The change of accounting treatment has dried-up PFI/PPP schemes.  But some government guarantees and future types of PPPs may be off-balance sheet, such as the UK’s Help to Buy scheme and guarantees on future nuclear power output prices.

 

Eurostat’s Alexandre Makaronidis reported that European Public Sector Accounting Standards (EPSAS) will be based on IPSAS, with an IPSAS ‘lite’ for low risk public bodies.  Europe’s need for harmonised public sector accounting standards was demonstrated by governments’ debt crises and incorrect financial reporting by some member states.  The Commission will issue a communication on EPSAS in 2014, with a draft framework regulation by the end of 2015 and subsequent implementation.

 

Patrice Schumesch, a PwC global partner, explained that 54% of governments still report on a cash basis, with just 26% using only accrual accounts.  Within five years there will be a 142% rise in the application of accrual accounting, with the biggest movement towards the adoption of IPSAS being in Asia, Africa and Latin America.  It typically takes three years to transition to accruals: the biggest challenges are shortages in trained staff and IT requirements.  A broader reform of the finance function is needed to achieve the full impact of IPSAS.

 

Philippe Peuch-Lestrade of the International Integrated Reporting Council told the conference how IR would work for the public sector.  IR is important, in part, to make financial reports more concise and digestible.
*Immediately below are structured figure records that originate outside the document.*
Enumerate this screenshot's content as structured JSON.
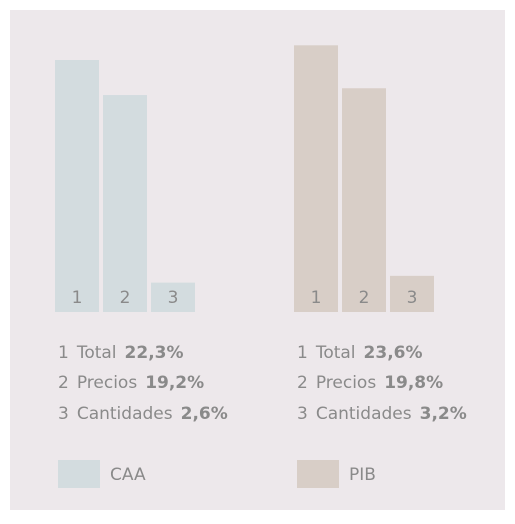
{
  "chart_data": {
    "type": "bar",
    "categories": [
      "1",
      "2",
      "3"
    ],
    "category_names": [
      "Total",
      "Precios",
      "Cantidades"
    ],
    "series": [
      {
        "name": "CAA",
        "color": "#d3dcdf",
        "values": [
          22.3,
          19.2,
          2.6
        ],
        "value_labels": [
          "22,3%",
          "19,2%",
          "2,6%"
        ]
      },
      {
        "name": "PIB",
        "color": "#d8cec7",
        "values": [
          23.6,
          19.8,
          3.2
        ],
        "value_labels": [
          "23,6%",
          "19,8%",
          "3,2%"
        ]
      }
    ]
  }
}
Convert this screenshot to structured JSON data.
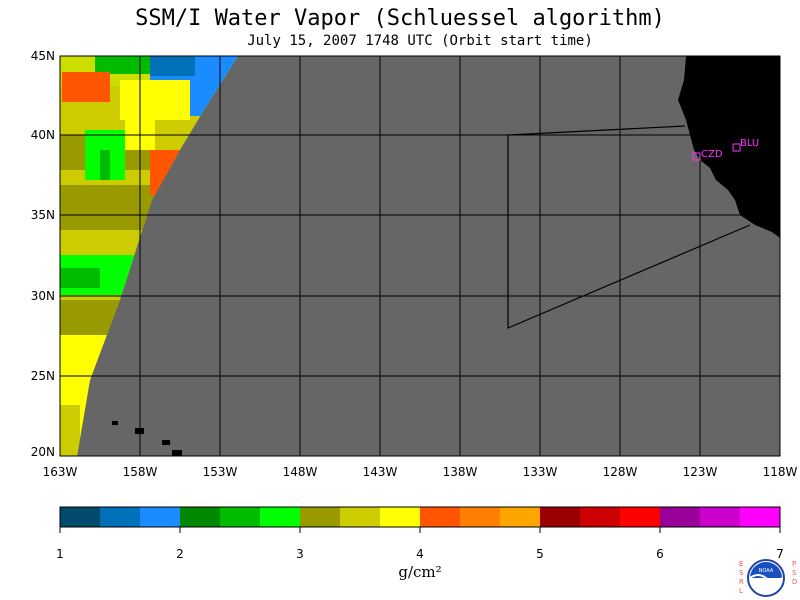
{
  "title": "SSM/I Water Vapor (Schluessel algorithm)",
  "subtitle": "July 15, 2007  1748 UTC  (Orbit start time)",
  "units": "g/cm²",
  "colors": {
    "no_data": "#666666",
    "land": "#000000",
    "grid": "#000000",
    "station": "#ff33ff"
  },
  "map": {
    "lon_labels": [
      "163W",
      "158W",
      "153W",
      "148W",
      "143W",
      "138W",
      "133W",
      "128W",
      "123W",
      "118W"
    ],
    "lat_labels": [
      "45N",
      "40N",
      "35N",
      "30N",
      "25N",
      "20N"
    ]
  },
  "stations": [
    {
      "label": "CZD"
    },
    {
      "label": "BLU"
    }
  ],
  "colorbar": {
    "tick_labels": [
      "1",
      "2",
      "3",
      "4",
      "5",
      "6",
      "7"
    ],
    "colors": [
      "#004a6b",
      "#0070b8",
      "#1a8cff",
      "#008800",
      "#00bb00",
      "#00ff00",
      "#999900",
      "#cccc00",
      "#ffff00",
      "#ff5500",
      "#ff7f00",
      "#ffa500",
      "#990000",
      "#cc0000",
      "#ff0000",
      "#990099",
      "#cc00cc",
      "#ff00ff"
    ]
  },
  "logo": {
    "left_text": "ESRL",
    "right_text": "PSD",
    "badge_text": "NOAA"
  }
}
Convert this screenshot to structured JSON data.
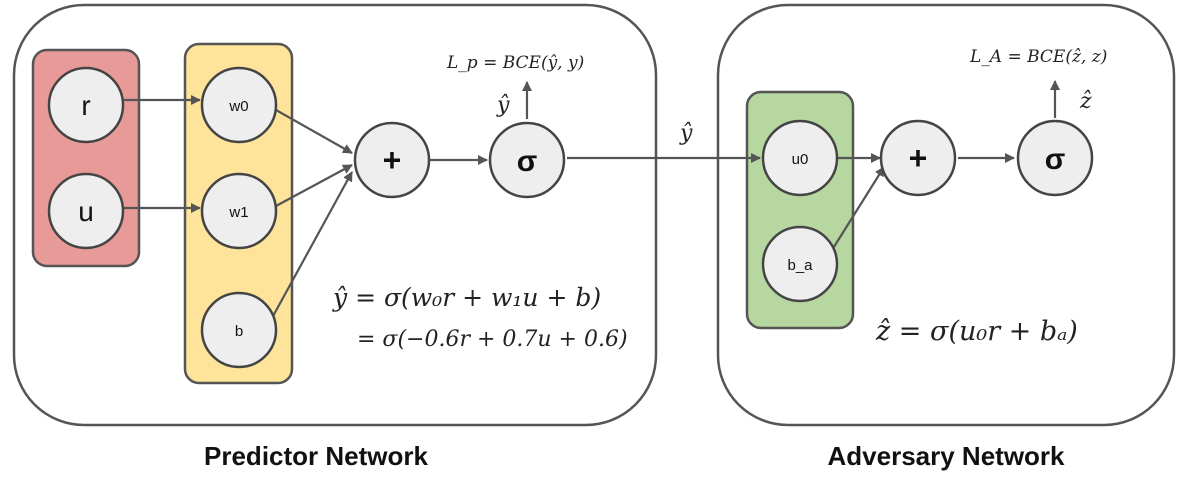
{
  "colors": {
    "frame": "#555555",
    "node_fill": "#eeeeee",
    "node_stroke": "#444444",
    "input_group_fill": "#e89a98",
    "input_group_stroke": "#555555",
    "weight_group_fill": "#fde49a",
    "weight_group_stroke": "#555555",
    "adv_weight_group_fill": "#b7d7a0",
    "adv_weight_group_stroke": "#555555",
    "arrow": "#555555"
  },
  "predictor": {
    "caption": "Predictor Network",
    "inputs": {
      "r": "r",
      "u": "u"
    },
    "weights": {
      "w0": "w0",
      "w1": "w1",
      "b": "b"
    },
    "sum_symbol": "+",
    "sigma_symbol": "σ",
    "output_symbol": "ŷ",
    "loss": "L_p = BCE(ŷ, y)",
    "equation_line1": "ŷ = σ(w₀r + w₁u + b)",
    "equation_line2": "= σ(−0.6r + 0.7u + 0.6)"
  },
  "link_label": "ŷ",
  "adversary": {
    "caption": "Adversary Network",
    "weights": {
      "u0": "u0",
      "b_a": "b_a"
    },
    "sum_symbol": "+",
    "sigma_symbol": "σ",
    "output_symbol": "ẑ",
    "loss": "L_A = BCE(ẑ, z)",
    "equation": "ẑ = σ(u₀r + bₐ)"
  }
}
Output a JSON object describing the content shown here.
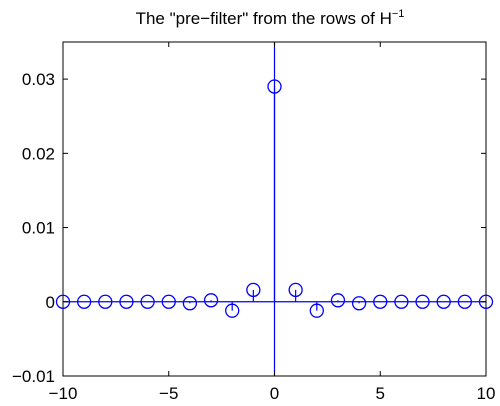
{
  "chart_data": {
    "type": "stem",
    "title": "The \"pre−filter\" from the rows of H",
    "title_superscript": "−1",
    "xlim": [
      -10,
      10
    ],
    "ylim": [
      -0.01,
      0.035
    ],
    "x_ticks": [
      -10,
      -5,
      0,
      5,
      10
    ],
    "x_tick_labels": [
      "−10",
      "−5",
      "0",
      "5",
      "10"
    ],
    "y_ticks": [
      -0.01,
      0,
      0.01,
      0.02,
      0.03
    ],
    "y_tick_labels": [
      "−0.01",
      "0",
      "0.01",
      "0.02",
      "0.03"
    ],
    "grid": false,
    "series": [
      {
        "color": "#0000ff",
        "marker": "circle",
        "points": [
          {
            "x": -10,
            "y": 0
          },
          {
            "x": -9,
            "y": 0
          },
          {
            "x": -8,
            "y": 0
          },
          {
            "x": -7,
            "y": 0
          },
          {
            "x": -6,
            "y": 0
          },
          {
            "x": -5,
            "y": 0
          },
          {
            "x": -4,
            "y": -0.0002
          },
          {
            "x": -3,
            "y": 0.0002
          },
          {
            "x": -2,
            "y": -0.0012
          },
          {
            "x": -1,
            "y": 0.0016
          },
          {
            "x": 0,
            "y": 0.029
          },
          {
            "x": 1,
            "y": 0.0016
          },
          {
            "x": 2,
            "y": -0.0012
          },
          {
            "x": 3,
            "y": 0.0002
          },
          {
            "x": 4,
            "y": -0.0002
          },
          {
            "x": 5,
            "y": 0
          },
          {
            "x": 6,
            "y": 0
          },
          {
            "x": 7,
            "y": 0
          },
          {
            "x": 8,
            "y": 0
          },
          {
            "x": 9,
            "y": 0
          },
          {
            "x": 10,
            "y": 0
          }
        ]
      }
    ],
    "reference_lines": {
      "horizontal_at_y": 0,
      "vertical_at_x": 0,
      "color": "#0000ff"
    }
  }
}
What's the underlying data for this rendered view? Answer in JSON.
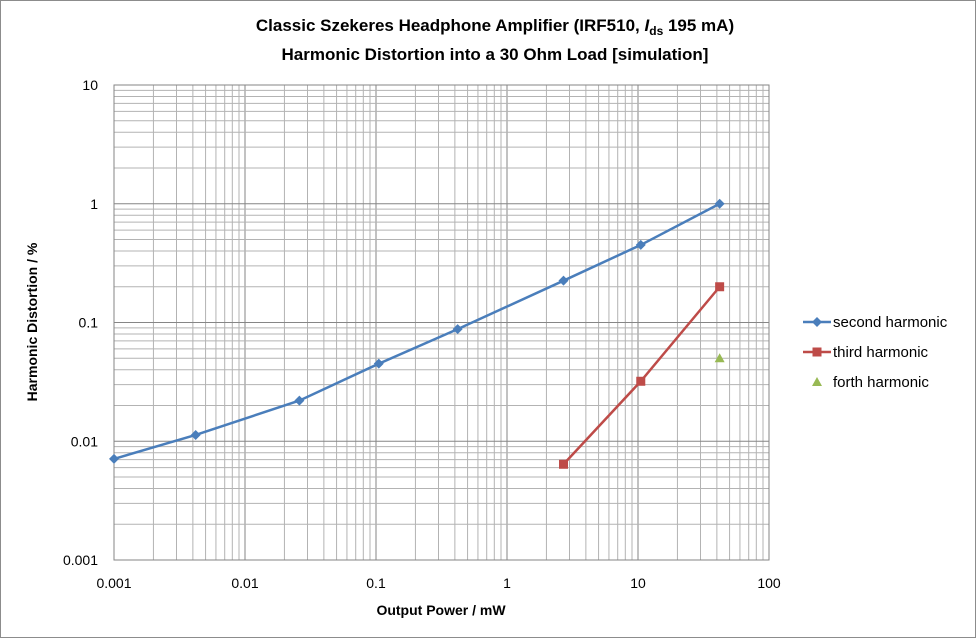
{
  "chart_data": {
    "type": "line",
    "title_line1_pre": "Classic Szekeres Headphone Amplifier (IRF510, ",
    "title_line1_var": "I",
    "title_line1_sub": "ds",
    "title_line1_post": " 195 mA)",
    "title_line2": "Harmonic Distortion into a 30 Ohm Load [simulation]",
    "xlabel": "Output Power / mW",
    "ylabel": "Harmonic Distortion / %",
    "xscale": "log",
    "yscale": "log",
    "xlim": [
      0.001,
      100
    ],
    "ylim": [
      0.001,
      10
    ],
    "x_ticks": [
      "0.001",
      "0.01",
      "0.1",
      "1",
      "10",
      "100"
    ],
    "y_ticks": [
      "0.001",
      "0.01",
      "0.1",
      "1",
      "10"
    ],
    "grid": true,
    "legend_position": "right",
    "series": [
      {
        "name": "second harmonic",
        "color": "#4a7ebb",
        "marker": "diamond",
        "x": [
          0.001,
          0.0042,
          0.026,
          0.105,
          0.42,
          2.7,
          10.5,
          42
        ],
        "y": [
          0.0071,
          0.0113,
          0.022,
          0.045,
          0.088,
          0.225,
          0.45,
          1.0
        ]
      },
      {
        "name": "third harmonic",
        "color": "#be4b48",
        "marker": "square",
        "x": [
          2.7,
          10.5,
          42
        ],
        "y": [
          0.0064,
          0.032,
          0.2
        ]
      },
      {
        "name": "forth harmonic",
        "color": "#98b954",
        "marker": "triangle",
        "x": [
          42
        ],
        "y": [
          0.05
        ]
      }
    ]
  }
}
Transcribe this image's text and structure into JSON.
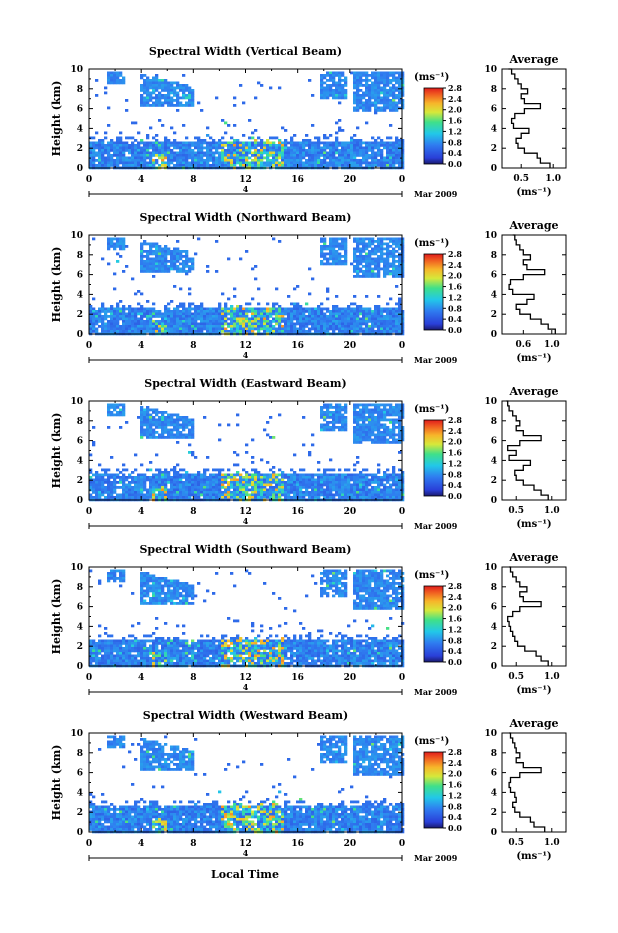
{
  "figure": {
    "x_axis_label": "Local Time",
    "date_label": "Mar 2009",
    "day_label": "4",
    "y_axis_label": "Height (km)",
    "colorbar_unit": "(ms⁻¹)",
    "average_title": "Average",
    "average_xlabel": "(ms⁻¹)"
  },
  "chart_data": [
    {
      "type": "heatmap",
      "title": "Spectral Width (Vertical Beam)",
      "xlabel": "",
      "ylabel": "Height (km)",
      "x_ticks": [
        "0",
        "4",
        "8",
        "12",
        "16",
        "20",
        "0"
      ],
      "y_ticks": [
        "0",
        "2",
        "4",
        "6",
        "8",
        "10"
      ],
      "xlim": [
        0,
        24
      ],
      "ylim": [
        0,
        10
      ],
      "colorbar_ticks": [
        "2.8",
        "2.4",
        "2.0",
        "1.6",
        "1.2",
        "0.8",
        "0.4",
        "0.0"
      ],
      "colorbar_range": [
        0,
        2.8
      ],
      "average_profile": {
        "xlim": [
          0.2,
          1.2
        ],
        "x_ticks": [
          "0.5",
          "1.0"
        ],
        "y_ticks": [
          "0",
          "2",
          "4",
          "6",
          "8",
          "10"
        ],
        "height_km": [
          0,
          0.5,
          1,
          1.5,
          2,
          2.5,
          3,
          3.5,
          4,
          4.5,
          5,
          5.5,
          6,
          6.5,
          7,
          7.5,
          8,
          8.5,
          9,
          9.5,
          10
        ],
        "width": [
          0.95,
          0.8,
          0.75,
          0.55,
          0.45,
          0.42,
          0.5,
          0.62,
          0.38,
          0.35,
          0.4,
          0.55,
          0.8,
          0.55,
          0.5,
          0.6,
          0.5,
          0.45,
          0.4,
          0.35,
          0.3
        ]
      }
    },
    {
      "type": "heatmap",
      "title": "Spectral Width (Northward Beam)",
      "xlabel": "",
      "ylabel": "Height (km)",
      "x_ticks": [
        "0",
        "4",
        "8",
        "12",
        "16",
        "20",
        "0"
      ],
      "y_ticks": [
        "0",
        "2",
        "4",
        "6",
        "8",
        "10"
      ],
      "xlim": [
        0,
        24
      ],
      "ylim": [
        0,
        10
      ],
      "colorbar_ticks": [
        "2.8",
        "2.4",
        "2.0",
        "1.6",
        "1.2",
        "0.8",
        "0.4",
        "0.0"
      ],
      "colorbar_range": [
        0,
        2.8
      ],
      "average_profile": {
        "xlim": [
          0.3,
          1.2
        ],
        "x_ticks": [
          "0.6",
          "1.0"
        ],
        "y_ticks": [
          "0",
          "2",
          "4",
          "6",
          "8",
          "10"
        ],
        "height_km": [
          0,
          0.5,
          1,
          1.5,
          2,
          2.5,
          3,
          3.5,
          4,
          4.5,
          5,
          5.5,
          6,
          6.5,
          7,
          7.5,
          8,
          8.5,
          9,
          9.5,
          10
        ],
        "width": [
          1.05,
          0.95,
          0.85,
          0.7,
          0.55,
          0.5,
          0.65,
          0.75,
          0.45,
          0.4,
          0.42,
          0.6,
          0.9,
          0.65,
          0.6,
          0.7,
          0.6,
          0.55,
          0.5,
          0.48,
          0.45
        ]
      }
    },
    {
      "type": "heatmap",
      "title": "Spectral Width (Eastward Beam)",
      "xlabel": "",
      "ylabel": "Height (km)",
      "x_ticks": [
        "0",
        "4",
        "8",
        "12",
        "16",
        "20",
        "0"
      ],
      "y_ticks": [
        "0",
        "2",
        "4",
        "6",
        "8",
        "10"
      ],
      "xlim": [
        0,
        24
      ],
      "ylim": [
        0,
        10
      ],
      "colorbar_ticks": [
        "2.8",
        "2.4",
        "2.0",
        "1.6",
        "1.2",
        "0.8",
        "0.4",
        "0.0"
      ],
      "colorbar_range": [
        0,
        2.8
      ],
      "average_profile": {
        "xlim": [
          0.3,
          1.2
        ],
        "x_ticks": [
          "0.5",
          "1.0"
        ],
        "y_ticks": [
          "0",
          "2",
          "4",
          "6",
          "8",
          "10"
        ],
        "height_km": [
          0,
          0.5,
          1,
          1.5,
          2,
          2.5,
          3,
          3.5,
          4,
          4.5,
          5,
          5.5,
          6,
          6.5,
          7,
          7.5,
          8,
          8.5,
          9,
          9.5,
          10
        ],
        "width": [
          0.95,
          0.85,
          0.75,
          0.6,
          0.5,
          0.48,
          0.6,
          0.7,
          0.4,
          0.5,
          0.38,
          0.55,
          0.85,
          0.6,
          0.5,
          0.55,
          0.5,
          0.45,
          0.4,
          0.38,
          0.36
        ]
      }
    },
    {
      "type": "heatmap",
      "title": "Spectral Width (Southward Beam)",
      "xlabel": "",
      "ylabel": "Height (km)",
      "x_ticks": [
        "0",
        "4",
        "8",
        "12",
        "16",
        "20",
        "0"
      ],
      "y_ticks": [
        "0",
        "2",
        "4",
        "6",
        "8",
        "10"
      ],
      "xlim": [
        0,
        24
      ],
      "ylim": [
        0,
        10
      ],
      "colorbar_ticks": [
        "2.8",
        "2.4",
        "2.0",
        "1.6",
        "1.2",
        "0.8",
        "0.4",
        "0.0"
      ],
      "colorbar_range": [
        0,
        2.8
      ],
      "average_profile": {
        "xlim": [
          0.3,
          1.2
        ],
        "x_ticks": [
          "0.5",
          "1.0"
        ],
        "y_ticks": [
          "0",
          "2",
          "4",
          "6",
          "8",
          "10"
        ],
        "height_km": [
          0,
          0.5,
          1,
          1.5,
          2,
          2.5,
          3,
          3.5,
          4,
          4.5,
          5,
          5.5,
          6,
          6.5,
          7,
          7.5,
          8,
          8.5,
          9,
          9.5,
          10
        ],
        "width": [
          0.95,
          0.85,
          0.78,
          0.62,
          0.52,
          0.48,
          0.45,
          0.42,
          0.4,
          0.38,
          0.45,
          0.55,
          0.85,
          0.6,
          0.55,
          0.65,
          0.55,
          0.5,
          0.45,
          0.42,
          0.4
        ]
      }
    },
    {
      "type": "heatmap",
      "title": "Spectral Width (Westward Beam)",
      "xlabel": "Local Time",
      "ylabel": "Height (km)",
      "x_ticks": [
        "0",
        "4",
        "8",
        "12",
        "16",
        "20",
        "0"
      ],
      "y_ticks": [
        "0",
        "2",
        "4",
        "6",
        "8",
        "10"
      ],
      "xlim": [
        0,
        24
      ],
      "ylim": [
        0,
        10
      ],
      "colorbar_ticks": [
        "2.8",
        "2.4",
        "2.0",
        "1.6",
        "1.2",
        "0.8",
        "0.4",
        "0.0"
      ],
      "colorbar_range": [
        0,
        2.8
      ],
      "average_profile": {
        "xlim": [
          0.3,
          1.2
        ],
        "x_ticks": [
          "0.5",
          "1.0"
        ],
        "y_ticks": [
          "0",
          "2",
          "4",
          "6",
          "8",
          "10"
        ],
        "height_km": [
          0,
          0.5,
          1,
          1.5,
          2,
          2.5,
          3,
          3.5,
          4,
          4.5,
          5,
          5.5,
          6,
          6.5,
          7,
          7.5,
          8,
          8.5,
          9,
          9.5,
          10
        ],
        "width": [
          0.9,
          0.75,
          0.7,
          0.55,
          0.48,
          0.45,
          0.5,
          0.48,
          0.42,
          0.4,
          0.42,
          0.55,
          0.85,
          0.6,
          0.5,
          0.55,
          0.5,
          0.48,
          0.45,
          0.42,
          0.4
        ]
      }
    }
  ]
}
In some countries, including France, public sector accounts are too large to be comprehensible and so are read by few people.  IR will be developed for the public sector for implementation from 2020.  IR encourages integrated thinking and requires a different approach to financial management, for example by recognising and mitigating the future cost of climate change.

 

Hetan Shah, executive director of the Royal Statistical Society, told delegates that a data revolution is taking place, with the stock of data doubling over the next three years.  “We are living in the ‘big data’ era… there is just a lot more data around,” he said.  Public bodies are using data to drive down costs, measure impacts, monitor risks and better understand who uses public services and why.

 

Nida Naeem, an independent consultant and chair of ACCA’s subcommittee for the public sector in Pakistan, argued that there is “a vast difference in governance” between Pakistan and some other developing nations compared to the advanced democracies.  Reform of financial reporting standards is less of a priority where governance is weak.

 

Stephen Emasu, a public financial management expert with the IMF, explained that developing nations that have adopted IPSAS have raised the quality of public financial management, while reducing costs through improved efficiency.  IPSAS have increased financial reporting transparency and accountability, but only where reporting is timely.

 

ACCA’s head of public sector, Gillian Fawcett, closed the conference, saying that speakers had consistently stressed the topicality of the reform of public sector financial reporting and the need to use improvements to strengthen transparency and accountability.  Fresh thinking is needed on financial reporting, she said, such as the adoption of IR in the public sector.